Appointment as Laksamana
When Laksamana Khoja Hassan died, Hang Nadim was appointed as the new Laksamana. Hang Nadim assisted Sultan Mahmud in the two attempts he made to recover his throne in 1519 and 1524.

In 1516, Hang Nadim attacked Malacca with the hope of recapturing it from the Portuguese, but the attack was unsuccessful. In 1524, Hang Nadim also besieged Malacca in the hope of preventing food reaching the town. The Portuguese were relieved by reinforcements from Goa.

Hang Nadim proved his leadership and heroism by defeating the Portuguese when they attacked Bintan and Kopak. His gallantry was highly esteemed by the Malays and the repeated attacks he mounted on the Portuguese weakened their fighting spirit and badly damaged their trade in Malacca.

Background
In the Sejarah Melayu, the boy who saved Temasek from the swordfishes is not given a name. The name Hang Nadim was only given to the character after later adaptions of the story publicized by popular culture.
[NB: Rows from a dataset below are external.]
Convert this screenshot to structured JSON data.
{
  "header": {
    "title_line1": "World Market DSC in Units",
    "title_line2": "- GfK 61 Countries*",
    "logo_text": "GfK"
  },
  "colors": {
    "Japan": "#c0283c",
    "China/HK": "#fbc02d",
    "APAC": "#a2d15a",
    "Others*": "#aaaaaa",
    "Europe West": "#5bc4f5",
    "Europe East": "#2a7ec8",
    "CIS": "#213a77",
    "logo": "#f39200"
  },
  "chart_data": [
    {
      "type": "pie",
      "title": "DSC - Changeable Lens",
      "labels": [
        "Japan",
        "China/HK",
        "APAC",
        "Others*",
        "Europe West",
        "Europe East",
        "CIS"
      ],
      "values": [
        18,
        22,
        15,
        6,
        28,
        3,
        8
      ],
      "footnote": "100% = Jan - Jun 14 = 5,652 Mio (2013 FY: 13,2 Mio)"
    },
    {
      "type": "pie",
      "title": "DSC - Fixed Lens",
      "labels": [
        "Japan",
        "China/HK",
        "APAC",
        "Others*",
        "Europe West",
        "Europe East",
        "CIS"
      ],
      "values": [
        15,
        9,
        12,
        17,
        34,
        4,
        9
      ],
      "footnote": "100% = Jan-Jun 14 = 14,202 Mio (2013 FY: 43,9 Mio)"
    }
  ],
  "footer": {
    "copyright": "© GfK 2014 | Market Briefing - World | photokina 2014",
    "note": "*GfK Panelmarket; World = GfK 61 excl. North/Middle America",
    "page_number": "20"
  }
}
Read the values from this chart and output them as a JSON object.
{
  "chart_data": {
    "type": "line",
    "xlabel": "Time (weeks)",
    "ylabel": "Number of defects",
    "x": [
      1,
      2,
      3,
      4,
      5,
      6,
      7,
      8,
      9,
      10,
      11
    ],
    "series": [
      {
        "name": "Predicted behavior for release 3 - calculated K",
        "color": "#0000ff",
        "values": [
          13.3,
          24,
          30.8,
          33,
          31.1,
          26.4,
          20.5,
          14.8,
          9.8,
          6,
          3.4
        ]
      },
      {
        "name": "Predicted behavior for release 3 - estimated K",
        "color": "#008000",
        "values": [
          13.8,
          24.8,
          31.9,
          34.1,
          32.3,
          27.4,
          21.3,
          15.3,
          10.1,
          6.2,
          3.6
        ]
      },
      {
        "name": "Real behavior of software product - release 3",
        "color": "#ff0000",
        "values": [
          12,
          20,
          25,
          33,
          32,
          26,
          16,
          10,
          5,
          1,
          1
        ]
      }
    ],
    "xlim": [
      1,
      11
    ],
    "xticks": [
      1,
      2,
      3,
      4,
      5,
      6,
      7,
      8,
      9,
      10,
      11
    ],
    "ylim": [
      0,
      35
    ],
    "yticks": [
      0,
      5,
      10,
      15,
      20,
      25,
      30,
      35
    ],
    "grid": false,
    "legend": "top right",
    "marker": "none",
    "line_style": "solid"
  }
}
Hang Nadim is the name of a character in the Sejarah Melayu, however that character appears in a different chapter and is unrelated to the story of the boy who saved Temasek from the swordfishes.

It is mentioned in the traditional accounts that the attacks were a curse because the reigning Maharaja had ordered the death of a pious man from Pasei called Tun Jana Khateb.

Solution
The initial plan of the raja to counter the attacks was to have his men stand in the sea and form a human barrier of legs along the shores of Temasek to protect the country. The number of swordfish were too numerous and it only cost more lives to be lost. After which, among the people, Hang Nadim spoke up and advised the ruler of Temasek, the Maharaja, to build the barrier with banana stems instead. The effort was successful as the swordfishes' snouts were trapped by the barricade of stems.

According to legend, the place, Tanjong Pagar in modern-day Singapore, takes its name from the barricade. In the Malay language, tanjong pagar or tanjung pagar means "cape of gates".

Backlash
The Maharaja was furious because he had been outwitted by a boy. So he decided to hire assassins to murder the boy. The boy lived on top of a hill so that night, the assassins murdered him in his sleep and all of his blood flowed into the hill, thus the name Bukit Merah (Malay for red hill).

Others
Also well-known is Laksamana Hang Nadim, the son of Hang Tuah and Malay warrior who on several occasions tried to recapture Melaka (Malacca) from the Portuguese. The Royal Malaysian Navy's Laksamana Class corvette KD Hang Nadim is named after Laksamana Hang Nadim. An airport in Batam, Indonesia is also named after it.

Film Director Omar Rojik directed an adaption of Hang Nadim's story as told in the Sejarah Melayu, the film is entitled "Singapura Dilanggar Todak" and was produced in 1962. This film ties together both the story of Tun Jana Khateb's visit and execution in Temasek and Hang Nadim's later heroic act in saving the people from the attacks of the swordfish.